Note: What I loved about the Nook Color was that although it had Barnes & Noble’s basic operating system on it, I was able to load my own operating system onto the device to install the Google Play store and install third party applications as though I had a genuine Android tablet. While the Nook’s app store is fine, it is just very restricting when compared to what the Android marketplace is and can be.
Space: The Nook HD has 8GB of storage and the HD+ comes with 16GB of storage. Both of these options are upgradable to 16GB and 32GB respectively.
Price: The Nook HD 8GB model costs $199 and the 16GB version costs $229. The HD+ will cost $269 and the 32GB version will be $299.
During the release conference for the device, Barnes & Noble made very clear that these prices would be for “ad-free” devices and that you would get a charger for the device in the box. These were very obvious jabs at Amazon’s new device launch that raised a few eyebrows.

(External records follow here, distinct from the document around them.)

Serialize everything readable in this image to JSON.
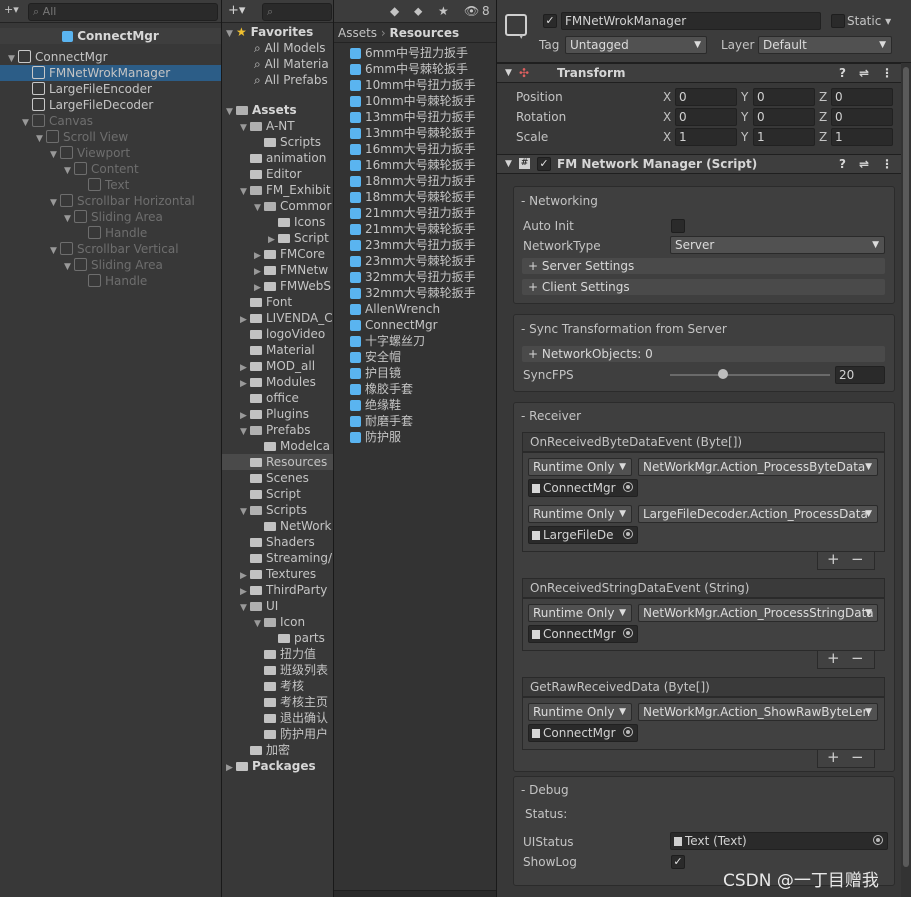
{
  "hierarchy": {
    "search_placeholder": "All",
    "scene_title": "ConnectMgr",
    "items": [
      {
        "label": "ConnectMgr"
      },
      {
        "label": "FMNetWrokManager"
      },
      {
        "label": "LargeFileEncoder"
      },
      {
        "label": "LargeFileDecoder"
      },
      {
        "label": "Canvas"
      },
      {
        "label": "Scroll View"
      },
      {
        "label": "Viewport"
      },
      {
        "label": "Content"
      },
      {
        "label": "Text"
      },
      {
        "label": "Scrollbar Horizontal"
      },
      {
        "label": "Sliding Area"
      },
      {
        "label": "Handle"
      },
      {
        "label": "Scrollbar Vertical"
      },
      {
        "label": "Sliding Area"
      },
      {
        "label": "Handle"
      }
    ]
  },
  "project": {
    "add_label": "+",
    "hidden_count": "8",
    "favorites": [
      "Favorites",
      "All Models",
      "All Materia",
      "All Prefabs"
    ],
    "tree": [
      "Assets",
      "A-NT",
      "Scripts",
      "animation",
      "Editor",
      "FM_Exhibit",
      "Commor",
      "Icons",
      "Script",
      "FMCore",
      "FMNetw",
      "FMWebS",
      "Font",
      "LIVENDA_C",
      "logoVideo",
      "Material",
      "MOD_all",
      "Modules",
      "office",
      "Plugins",
      "Prefabs",
      "Modelca",
      "Resources",
      "Scenes",
      "Script",
      "Scripts",
      "NetWork",
      "Shaders",
      "Streaming/",
      "Textures",
      "ThirdParty",
      "UI",
      "Icon",
      "parts",
      "扭力值",
      "班级列表",
      "考核",
      "考核主页",
      "退出确认",
      "防护用户",
      "加密",
      "Packages"
    ],
    "breadcrumb": [
      "Assets",
      "Resources"
    ],
    "files": [
      "6mm中号扭力扳手",
      "6mm中号棘轮扳手",
      "10mm中号扭力扳手",
      "10mm中号棘轮扳手",
      "13mm中号扭力扳手",
      "13mm中号棘轮扳手",
      "16mm大号扭力扳手",
      "16mm大号棘轮扳手",
      "18mm大号扭力扳手",
      "18mm大号棘轮扳手",
      "21mm大号扭力扳手",
      "21mm大号棘轮扳手",
      "23mm大号扭力扳手",
      "23mm大号棘轮扳手",
      "32mm大号扭力扳手",
      "32mm大号棘轮扳手",
      "AllenWrench",
      "ConnectMgr",
      "十字螺丝刀",
      "安全帽",
      "护目镜",
      "橡胶手套",
      "绝缘鞋",
      "耐磨手套",
      "防护服"
    ]
  },
  "inspector": {
    "object_name": "FMNetWrokManager",
    "static_label": "Static",
    "tag_label": "Tag",
    "tag_value": "Untagged",
    "layer_label": "Layer",
    "layer_value": "Default",
    "transform": {
      "title": "Transform",
      "rows": [
        {
          "label": "Position",
          "x": "0",
          "y": "0",
          "z": "0"
        },
        {
          "label": "Rotation",
          "x": "0",
          "y": "0",
          "z": "0"
        },
        {
          "label": "Scale",
          "x": "1",
          "y": "1",
          "z": "1"
        }
      ],
      "axis": [
        "X",
        "Y",
        "Z"
      ]
    },
    "script": {
      "title": "FM Network Manager (Script)",
      "networking_header": "- Networking",
      "auto_init_label": "Auto Init",
      "network_type_label": "NetworkType",
      "network_type_value": "Server",
      "server_settings": "+ Server Settings",
      "client_settings": "+ Client Settings",
      "sync_header": "- Sync Transformation from Server",
      "network_objects": "+ NetworkObjects: 0",
      "sync_fps_label": "SyncFPS",
      "sync_fps_value": "20",
      "sync_fps_fraction": 0.33,
      "receiver_header": "- Receiver",
      "events": [
        {
          "title": "OnReceivedByteDataEvent (Byte[])",
          "entries": [
            {
              "mode": "Runtime Only",
              "func": "NetWorkMgr.Action_ProcessByteData",
              "obj": "ConnectMgr"
            },
            {
              "mode": "Runtime Only",
              "func": "LargeFileDecoder.Action_ProcessData",
              "obj": "LargeFileDe"
            }
          ]
        },
        {
          "title": "OnReceivedStringDataEvent (String)",
          "entries": [
            {
              "mode": "Runtime Only",
              "func": "NetWorkMgr.Action_ProcessStringData",
              "obj": "ConnectMgr"
            }
          ]
        },
        {
          "title": "GetRawReceivedData (Byte[])",
          "entries": [
            {
              "mode": "Runtime Only",
              "func": "NetWorkMgr.Action_ShowRawByteLen",
              "obj": "ConnectMgr"
            }
          ]
        }
      ],
      "plus": "+",
      "minus": "−",
      "debug_header": "- Debug",
      "status_label": "Status:",
      "ui_status_label": "UIStatus",
      "ui_status_value": "Text (Text)",
      "show_log_label": "ShowLog",
      "show_log_checked": "✓"
    }
  },
  "watermark": "CSDN @一丁目赠我"
}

Overall, I’m very excited about the new device from Barnes & Noble. It’s a solid product at a solid price, which is what we all want, right? Well, sort of. While I get excited about new devices just like the next guy, this doesn’t really feel like an “upgrade.” My old tablet played Netflix just fine. I could listen to music and even read books as well. The battery life was even about 9 hours on it as well. So, that begs the question, why change?
I think the Barnes & Noble Nook HD tablets will sell quite well to those looking to enter into the e-reader market, but for those who already have a tablet, it may be a tough sell to fork over money for a device that does essentially the exact same thing it did before.